Controllable diffusion framework for imbalanced Phi OTDR events classification

Abstract The application of the $$\Phi$$ -OTDR (Phase-Optical Time Domain Reflectometry) system in real-time monitoring of power grid infrastructure has been proven effective in identifying and classifying various anomalies, such as digging, watering, and shaking. However, previous deep learning-based methods for $$\Phi$$ -OTDR event classification are primarily designed for balanced classification problems, where the number of abnormal and normal event samples is relatively equal. In practical scenarios, the data for abnormal events are often much smaller than those for normal events (noise), resulting in a long-tailed distribution problem that poses significant challenges for accurate classification.
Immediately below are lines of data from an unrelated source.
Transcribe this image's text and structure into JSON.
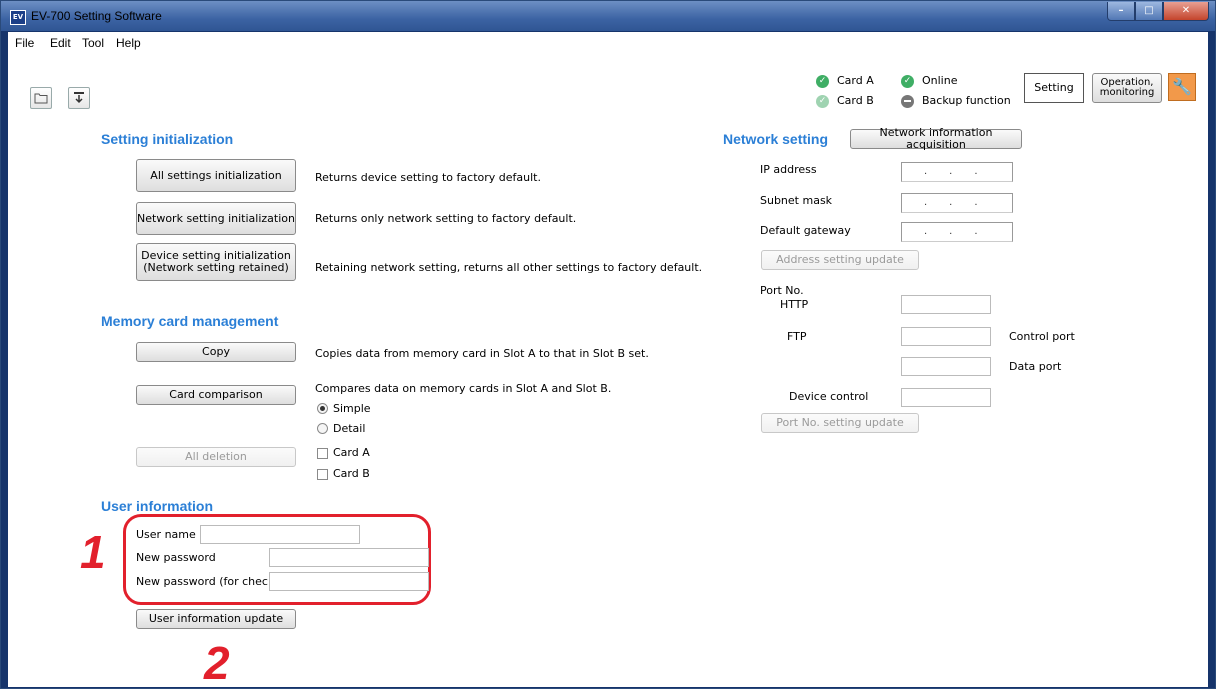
{
  "window": {
    "title": "EV-700 Setting Software",
    "icon_text": "EV"
  },
  "menu": [
    "File",
    "Edit",
    "Tool",
    "Help"
  ],
  "status": {
    "card_a": "Card A",
    "card_b": "Card B",
    "online": "Online",
    "backup": "Backup function"
  },
  "tabs": {
    "setting": "Setting",
    "operation": "Operation,\nmonitoring"
  },
  "setting_init": {
    "heading": "Setting initialization",
    "all_btn": "All settings initialization",
    "all_desc": "Returns device setting to factory default.",
    "net_btn": "Network setting initialization",
    "net_desc": "Returns only network setting to factory default.",
    "dev_btn": "Device setting initialization\n(Network setting retained)",
    "dev_desc": "Retaining network setting, returns all other settings to factory default."
  },
  "memory": {
    "heading": "Memory card management",
    "copy_btn": "Copy",
    "copy_desc": "Copies data from memory card in Slot A to that in Slot B set.",
    "compare_btn": "Card comparison",
    "compare_desc": "Compares data on memory cards in Slot A and Slot B.",
    "simple": "Simple",
    "detail": "Detail",
    "delete_btn": "All deletion",
    "card_a": "Card A",
    "card_b": "Card B"
  },
  "user": {
    "heading": "User information",
    "name_label": "User name",
    "new_pw_label": "New password",
    "check_pw_label": "New password (for check)",
    "update_btn": "User information update"
  },
  "network": {
    "heading": "Network setting",
    "acquire_btn": "Network information acquisition",
    "ip_label": "IP address",
    "subnet_label": "Subnet mask",
    "gateway_label": "Default gateway",
    "ip_value": "...",
    "address_update_btn": "Address setting update",
    "port_label": "Port No.",
    "http_label": "HTTP",
    "ftp_label": "FTP",
    "control_port": "Control port",
    "data_port": "Data port",
    "device_control": "Device control",
    "port_update_btn": "Port No. setting update"
  },
  "annotations": {
    "one": "1",
    "two": "2"
  },
  "colors": {
    "heading": "#2b7fd6",
    "annotation": "#e2202c",
    "titlebar": "#3c63a3"
  }
}
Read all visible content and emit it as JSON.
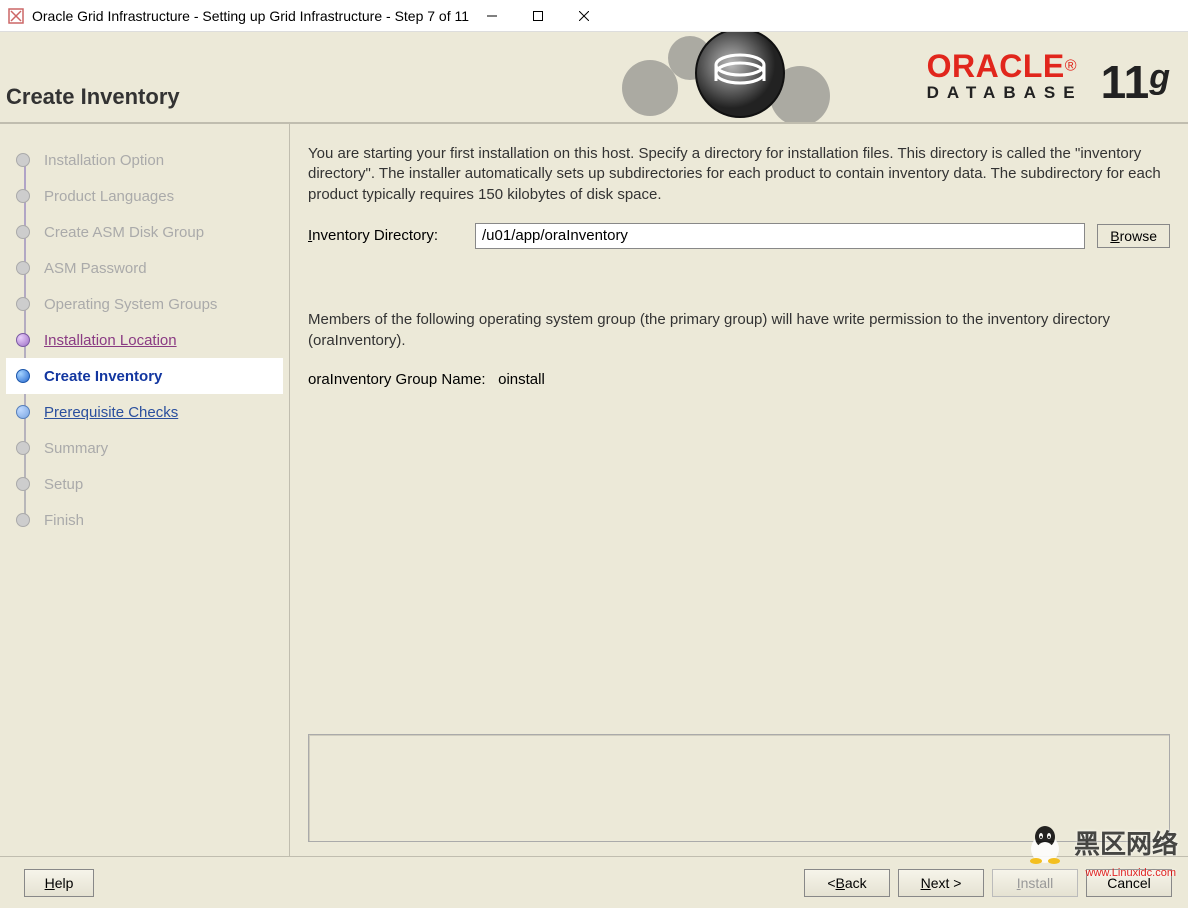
{
  "window": {
    "title": "Oracle Grid Infrastructure - Setting up Grid Infrastructure - Step 7 of 11"
  },
  "header": {
    "page_title": "Create Inventory",
    "logo_brand": "ORACLE",
    "logo_product": "DATABASE",
    "logo_version": "11",
    "logo_version_suffix": "g"
  },
  "sidebar": {
    "steps": [
      {
        "label": "Installation Option",
        "state": "disabled"
      },
      {
        "label": "Product Languages",
        "state": "disabled"
      },
      {
        "label": "Create ASM Disk Group",
        "state": "disabled"
      },
      {
        "label": "ASM Password",
        "state": "disabled"
      },
      {
        "label": "Operating System Groups",
        "state": "disabled"
      },
      {
        "label": "Installation Location",
        "state": "visited"
      },
      {
        "label": "Create Inventory",
        "state": "current"
      },
      {
        "label": "Prerequisite Checks",
        "state": "upnext"
      },
      {
        "label": "Summary",
        "state": "disabled"
      },
      {
        "label": "Setup",
        "state": "disabled"
      },
      {
        "label": "Finish",
        "state": "disabled"
      }
    ]
  },
  "main": {
    "intro": "You are starting your first installation on this host. Specify a directory for installation files. This directory is called the \"inventory directory\". The installer automatically sets up subdirectories for each product to contain inventory data. The subdirectory for each product typically requires 150 kilobytes of disk space.",
    "inventory_label_prefix": "I",
    "inventory_label_rest": "nventory Directory:",
    "inventory_value": "/u01/app/oraInventory",
    "browse_prefix": "B",
    "browse_rest": "rowse",
    "group_desc": "Members of the following operating system group (the primary group) will have write permission to the inventory directory (oraInventory).",
    "group_label": "oraInventory Group Name:",
    "group_value": "oinstall"
  },
  "footer": {
    "help_prefix": "H",
    "help_rest": "elp",
    "back_label": "< Back",
    "back_mnemonic": "B",
    "next_label": "Next >",
    "next_mnemonic": "N",
    "install_prefix": "I",
    "install_rest": "nstall",
    "cancel": "Cancel"
  },
  "watermark": {
    "text_cn": "黑区网络",
    "url": "www.Linuxidc.com"
  }
}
To address this long-tailed imbalance issue in the practical application of $$\Phi$$ -OTDR data, we introduce the Controllable Diffusion (ConDiff) framework, which aims to generate high-quality synthetic samples for abnormal situations. The ConDiff framework is composed of three essential components: Feedback-guided $$\Phi$$ -OTDR Augmenter, the High-Quality Sample Selection module, and the Dynamic Threshold Adjustment module. The Feedback-guided $$\Phi$$ -OTDR Augmenter utilizes diffusion model to generate synthetic samples that simulate abnormal events. The High-Quality Sample Selection module evaluates the quality of the generated synthetic samples and selects high-Quality samples. The Dynamic Threshold Adjustment module provides real-time feedback to dynamically control the sample generation process of Feedback-guided $$\Phi$$ -OTDR Augmenter. Compared to current state-of-the-art baselines, our proposed ConDiff framework achieves a notable improvement in classification accuracy, with an increase ranging from 3.7% to 7.2% in the BJTU-OTDR-LT dataset. This improvement demonstrates the effectiveness of the proposed ConDiff framework in addressing the long-tailed imbalance problem in $$\Phi$$ -OTDR event classification. The code will be released upon acceptance.